If living on 800 or so dollars per month and 18 months without health insurance will help your situation, go for it. In any event make an appointment with your voc rehab center and they will assign a case manager to help you through the process..
I didn’t mean any offense I just mean if they are younger than I am and they got it, why wouldn’t I be able to. I don’t know anything about vocational rehab centers but will definitely look into it. I have health insurance through my husband, thank goodness, otherwise I would be in medical bill hell. Again, I have done some research on the process but am looking for personal experiences to see if it is worth it, otherwise I will look into a different line of work I guess, I’m just not sure. But I will look into the rehab, thank you tntlamb
The rehab is the place to start. They will do a complete work evaluation and go from there. and frankly part time work that you can do pays better than rehab and is lot better for you over all..........
We should give you an award BTW, you started the 3000th thread. I remem ber when we only had 50 and it was 2 week between new ones
I’ve had about 10 days off in the last 10 months too. I called about four of them annual leave, so both me and my boss felt better about it.
It’s not easy maintaining a job thats important to you with PsA, and sometimes its not possible. But for me, as long as its possible, the feeling of contribution, usefulness, and self worth that I get out of meaningful work, makes it worth working for as long as possible.
After all, that sense of usefulness and contribution is one of the main things PsA erodes from me, in both my work and personal life.
I’m not letting that go easily, so as long as I can perform well while I’m at work, try to minimise my sick days, and give them reasons not to want to get rid of me, I’m working!
The disability process I’m sure others can advise on (I’m sure there’s a thread lying around here somewhere…)
Well, when you’ve been there a year, make sure to apply for FMLA. You get 12 weeks of protected leave a year. That has saved me a few times.

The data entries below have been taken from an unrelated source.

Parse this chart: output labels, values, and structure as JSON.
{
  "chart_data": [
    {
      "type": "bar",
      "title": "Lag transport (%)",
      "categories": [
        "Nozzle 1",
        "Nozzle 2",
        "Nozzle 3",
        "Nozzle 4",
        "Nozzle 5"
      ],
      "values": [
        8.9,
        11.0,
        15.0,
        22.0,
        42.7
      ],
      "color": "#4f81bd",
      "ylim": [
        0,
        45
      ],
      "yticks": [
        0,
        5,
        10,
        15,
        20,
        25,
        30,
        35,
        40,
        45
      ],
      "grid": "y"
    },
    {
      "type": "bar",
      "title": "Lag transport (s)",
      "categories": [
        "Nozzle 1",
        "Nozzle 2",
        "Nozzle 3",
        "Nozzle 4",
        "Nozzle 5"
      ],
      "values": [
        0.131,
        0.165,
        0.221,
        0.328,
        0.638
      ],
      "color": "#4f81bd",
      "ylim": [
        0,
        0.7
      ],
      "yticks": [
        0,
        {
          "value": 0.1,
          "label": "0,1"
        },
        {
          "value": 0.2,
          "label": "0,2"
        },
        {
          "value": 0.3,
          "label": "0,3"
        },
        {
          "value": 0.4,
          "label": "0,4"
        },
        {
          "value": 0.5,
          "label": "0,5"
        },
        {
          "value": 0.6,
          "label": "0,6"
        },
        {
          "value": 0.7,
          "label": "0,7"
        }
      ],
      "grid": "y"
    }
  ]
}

I have a new job and work from home. If I had closed my eyes and wished for the perfect job, and the job genie granted my wish, I would have gotten this job. Anyway, we all have pain. Some more than others, but we all have it. There are a very special few of us who get to enjoy it every day.
I was where you are now at one point in my life. Someone barked at me and told me to either go that route or fight, and I chose to fight. I kept trying meds until I found my magic dose, and here I am, a year later, working, and surviving it.
You don’t want to give up on your job, so don’t. Do what you need to do to protect your employment through FMLA, and keep hunting for the right drug. Don’t give up til you’ve tried them all. Do your PT, get in pain management if you have to. Pep talk complete.